Import all packages and setup logging

In [1]:
from mem0 import Memory
import os
import logging
import sys
import boto3
from opensearchpy import RequestsHttpConnection, AWSV4SignerAuth
from dotenv import load_dotenv

load_dotenv()

# logging.getLogger("mem0.graphs.neptune.main").setLevel(logging.DEBUG)
# logging.getLogger("mem0.graphs.neptune.base").setLevel(logging.DEBUG)
# logger = logging.getLogger(__name__)
# logger.setLevel(logging.DEBUG)

logging.basicConfig(
    format="%(levelname)s - %(message)s",
    datefmt="%Y-%m-%d %H:%M:%S",
    stream=sys.stdout,  # Explicitly set output to stdout
)

Setup the Mem0 configuration using:
- Amazon Bedrock as the embedder
- Amazon Neptune Analytics instance as a graph store
- OpenSearch as the vector store

In [9]:
bedrock_embedder_model = "amazon.titan-embed-text-v2:0"
bedrock_llm_model = "us.anthropic.claude-3-7-sonnet-20250219-v1:0"
embedding_model_dims = 1024

graph_identifier = os.environ.get("GRAPH_ID")
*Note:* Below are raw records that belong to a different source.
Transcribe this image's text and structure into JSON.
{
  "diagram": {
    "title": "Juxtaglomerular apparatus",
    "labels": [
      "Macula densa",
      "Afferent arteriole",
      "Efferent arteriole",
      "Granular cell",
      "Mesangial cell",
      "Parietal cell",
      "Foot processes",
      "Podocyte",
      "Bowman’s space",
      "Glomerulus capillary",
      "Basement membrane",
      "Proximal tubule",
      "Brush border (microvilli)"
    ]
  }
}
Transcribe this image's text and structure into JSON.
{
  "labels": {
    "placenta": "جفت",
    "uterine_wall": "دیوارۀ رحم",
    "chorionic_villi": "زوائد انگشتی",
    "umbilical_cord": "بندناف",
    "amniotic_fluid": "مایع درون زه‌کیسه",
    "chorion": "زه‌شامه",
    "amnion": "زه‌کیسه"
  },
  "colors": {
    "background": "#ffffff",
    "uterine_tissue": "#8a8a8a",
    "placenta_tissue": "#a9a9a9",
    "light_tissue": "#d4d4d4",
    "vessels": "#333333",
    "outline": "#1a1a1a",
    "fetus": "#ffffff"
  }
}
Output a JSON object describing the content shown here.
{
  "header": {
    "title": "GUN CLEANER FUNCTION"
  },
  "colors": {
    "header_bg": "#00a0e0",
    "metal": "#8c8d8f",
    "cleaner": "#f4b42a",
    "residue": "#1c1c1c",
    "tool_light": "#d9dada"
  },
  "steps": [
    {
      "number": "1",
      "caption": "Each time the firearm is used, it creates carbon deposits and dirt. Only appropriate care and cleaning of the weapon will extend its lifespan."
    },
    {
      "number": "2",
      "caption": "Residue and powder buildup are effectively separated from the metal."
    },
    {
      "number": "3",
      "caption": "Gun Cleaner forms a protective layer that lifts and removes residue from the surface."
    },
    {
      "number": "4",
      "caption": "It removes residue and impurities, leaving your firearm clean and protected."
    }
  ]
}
opensearch_host = os.environ.get("OS_HOST")
opensearch_port = os.environ.get("OS_PORT")

credentials = boto3.Session().get_credentials()
region = os.environ.get("AWS_REGION")
auth = AWSV4SignerAuth(credentials, region)

config = {
    "embedder": {
        "provider": "aws_bedrock",
        "config": {
            "model": bedrock_embedder_model,
        }
    },
    "llm": {
        "provider": "aws_bedrock",
        "config": {
            "model": bedrock_llm_model,
            "temperature": 0.1,
            "max_tokens": 2000
        }
    },
    "vector_store": {
        "provider": "opensearch",
        "config": {
            "collection_name": "mem0ai_vector_demo",
            "host": opensearch_host,
            "port": opensearch_port,
            "http_auth": auth,
            "embedding_model_dims": embedding_model_dims,
            "use_ssl": True,
            "verify_certs": True,
            "connection_class": RequestsHttpConnection,
        },
    },
    "graph_store": {
        "provider": "neptune",
        "config": {
            "endpoint": f"neptune-graph://{graph_identifier}",
        },
    },
}

## Graph Memory initializiation

Initialize Memgraph as a Graph Memory store:

In [10]:
m = Memory.from_config(config_dict=config)

user_id = "Andrew"

m.delete_all(user_id=user_id)



{'message': 'Memories deleted successfully!'}

## Store memories

Create memories and store one at a time:

In [12]:
messages = [
    {
        "role": "user",
        "content": "Gremlin is the graph traversal language of Apache TinkerPop. Gremlin is a functional, data-flow language that enables users to succinctly express complex traversals on (or queries of) their application's property graph. Every Gremlin traversal is composed of a sequence of (potentially nested) steps. A step performs an atomic operation on the data stream. Every step is either a map-step (transforming the objects in the stream), a filter-step (removing objects from the stream), or a sideEffect-step (computing statistics about the stream). The Gremlin step library extends on these 3-fundamental operations to provide users a rich collection of steps that they can compose in order to ask any conceivable question they may have of their data for Gremlin is Turing Complete.",
    },
]

# Store inferred memories (default behavior)
result = m.add(messages, user_id=user_id, metadata={"category": "gremlin"})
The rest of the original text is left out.